We have always claimed too much for our summative assessments in K – 12 education. Even the last generation of assessments—those driven by the NCLB legislation—did a poor job achieving their rather limited purposes: Identifying schools that were doing a good job with all groups of students and letting parents know if their children were making adequate yearly progress (AYP). Proficiency levels across the states were all over the place, and the argument is that most states had proficiency bars set too low to guarantee that students would exit high school adequately prepared for college or career. We all know stories of strong schools tripped up by poor performance of one sub-group and labeled as “in need of improvement.” We are all aware of the effect of demographics on school performance in terms of AYP, and that other measures of student growth might show that many high poverty schools are doing an excellent instructional job. The summative assessments were not even doing a good job of measuring the tangibles, let alone the intangibles that Bok references. And we all know how the intangibles – the arts, social studies, etc.—were marginalized in many schools to focus on reading and math.
Yet here we are now, moving to a next generation of summative assessments of which we are going to expect much more than the previous generation of assessments. We are asking these new tests to measure “career and college readiness” and across the earlier grades adequate yearly progress towards career and college readiness. I would argue that career and college readiness is so complex that it is one of the intangibles or at least that career and college readiness is a product of a high quality education many aspects of which are intangible. We have already addressed the fact that the Common Core State Standards do not define readiness though they offer some benchmarks and suggest some instructional shifts that the authors assert are necessary for career and college readiness. Thus, it is hard to agree that simply aligning assessments to the CCSS will create assessments that tell us much about college and career readiness.
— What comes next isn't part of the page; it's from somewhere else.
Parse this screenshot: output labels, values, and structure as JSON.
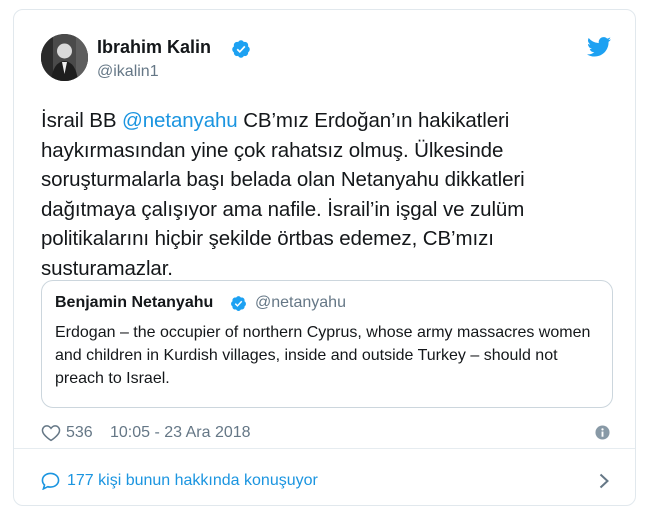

Additionally, these new generation summative assessments are considerably longer and proficiency cuts scores are being set extremely high to reflect “career and college readiness.” Further, these assessments are being used to evaluate teachers. The question I ask is: are these CCSS summative tests worth the strains we are putting on our teachers and more importantly our students? We need to be very clear about what the CCSS aligned summative assessments do measure and very clear about what we are saying when labeling large portions of our students as not proficient.